As JW3 launches its first Ping Pong Festival, we hear from the acclaimed author about his love of table tennis and why it’s one of the only sports Jews are good at

Fiona Green is a features writer

Howard Jacobson
Howard Jacobson

“My attitude to sport is very simple – it’s something that Jews just don’t do,” quips author Howard Jacobson.

The Man Booker Prize winner appeared in conversation with sports journalist and author Anthony Clavane to mark the opening of JW3’s Ping Pong Festival last Sunday night.

The Finchley Road venue’s two week celebration of table tennis – which originated in Victorian England – coincided with the opening of this year’s Olympics in Rio.
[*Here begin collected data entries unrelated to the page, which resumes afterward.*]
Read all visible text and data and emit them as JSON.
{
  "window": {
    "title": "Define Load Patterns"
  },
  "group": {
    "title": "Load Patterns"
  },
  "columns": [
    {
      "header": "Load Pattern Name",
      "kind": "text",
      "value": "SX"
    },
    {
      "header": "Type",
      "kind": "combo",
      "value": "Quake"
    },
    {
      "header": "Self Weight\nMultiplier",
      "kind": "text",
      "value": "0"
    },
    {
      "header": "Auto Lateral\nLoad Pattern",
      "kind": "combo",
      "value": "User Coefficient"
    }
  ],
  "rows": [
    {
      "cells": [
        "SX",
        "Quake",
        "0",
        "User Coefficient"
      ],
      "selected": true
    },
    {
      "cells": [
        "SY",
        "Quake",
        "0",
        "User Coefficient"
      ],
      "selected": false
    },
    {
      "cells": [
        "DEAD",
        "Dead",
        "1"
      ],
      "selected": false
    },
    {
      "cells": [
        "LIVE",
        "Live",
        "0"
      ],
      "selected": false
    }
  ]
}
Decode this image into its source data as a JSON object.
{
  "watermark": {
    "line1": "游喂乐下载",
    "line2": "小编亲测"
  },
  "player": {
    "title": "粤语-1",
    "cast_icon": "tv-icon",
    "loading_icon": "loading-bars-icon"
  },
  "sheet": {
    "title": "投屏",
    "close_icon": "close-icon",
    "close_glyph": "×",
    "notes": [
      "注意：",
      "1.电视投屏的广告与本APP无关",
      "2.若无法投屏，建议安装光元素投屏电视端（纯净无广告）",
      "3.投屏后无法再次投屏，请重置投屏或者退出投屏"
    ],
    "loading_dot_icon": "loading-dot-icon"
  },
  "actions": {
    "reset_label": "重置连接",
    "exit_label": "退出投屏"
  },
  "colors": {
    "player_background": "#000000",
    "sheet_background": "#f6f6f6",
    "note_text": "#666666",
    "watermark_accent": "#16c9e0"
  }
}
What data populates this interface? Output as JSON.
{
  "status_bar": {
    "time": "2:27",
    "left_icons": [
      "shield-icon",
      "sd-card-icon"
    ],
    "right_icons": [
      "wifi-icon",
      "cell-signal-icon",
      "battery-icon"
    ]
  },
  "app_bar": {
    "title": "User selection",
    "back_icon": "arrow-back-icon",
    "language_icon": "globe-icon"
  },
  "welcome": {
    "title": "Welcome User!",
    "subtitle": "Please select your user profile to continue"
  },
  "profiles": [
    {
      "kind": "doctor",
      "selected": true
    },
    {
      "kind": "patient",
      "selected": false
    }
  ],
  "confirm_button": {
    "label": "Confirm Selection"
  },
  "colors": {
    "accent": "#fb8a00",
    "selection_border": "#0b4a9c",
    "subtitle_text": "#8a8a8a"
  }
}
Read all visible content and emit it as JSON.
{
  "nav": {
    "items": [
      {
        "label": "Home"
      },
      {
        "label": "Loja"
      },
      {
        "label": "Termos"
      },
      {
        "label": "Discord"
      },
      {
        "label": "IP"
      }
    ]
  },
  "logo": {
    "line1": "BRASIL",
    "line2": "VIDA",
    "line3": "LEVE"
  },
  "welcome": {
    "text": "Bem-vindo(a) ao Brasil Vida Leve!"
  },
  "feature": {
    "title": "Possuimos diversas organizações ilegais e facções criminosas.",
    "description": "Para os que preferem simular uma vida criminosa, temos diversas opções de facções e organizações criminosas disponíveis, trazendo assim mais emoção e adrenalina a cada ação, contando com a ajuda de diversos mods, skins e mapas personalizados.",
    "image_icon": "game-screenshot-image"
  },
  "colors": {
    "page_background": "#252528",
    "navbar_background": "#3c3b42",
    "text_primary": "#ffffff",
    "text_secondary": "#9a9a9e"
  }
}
On stage, a ping pong table stands resolutely beside Jacobson and Clavane, as they discuss the relationship between Jewishness and sport, as well as the author’s obsession with table tennis growing up in 1950s Manchester – a fanaticism that inspired his semi-autobiographical novel, The Mighty Walzer.

His 1999 novel, which won the Bollinger Everyman Wodehouse Prize for comic writing, was recently adapted for the stage and performed at The Royal Exchange Theatre in Manchester.

Author Howard Jacobson and his wife, Jenny
Author Howard Jacobson and his wife, Jenny

Clavane, author of Does Your Rabbi Know You Are Here? The Story of English Football’s Forgotten Tribe, questioned Jacobson on how table tennis is perhaps the only exception to the stereotype that Jews can’t play sport.

Jacobson recalls: “I went to a grammar school in the north of England that was 15 percent Jewish. None of my Jewish friends played any sport, no football or rugby. “The whole business of playing games was a nightmare for me and I went through school with a note in my back pocket from my mother saying I was bilious.”

Conceding that sport did not come naturally to him and his peers, he adds: “If you fell over, you’d bleed and, unlike gentiles, Jewish boys did mind when they bled. So the minute I got interested in table tennis, my mother was excited, because she couldn’t see what harm I could come to.”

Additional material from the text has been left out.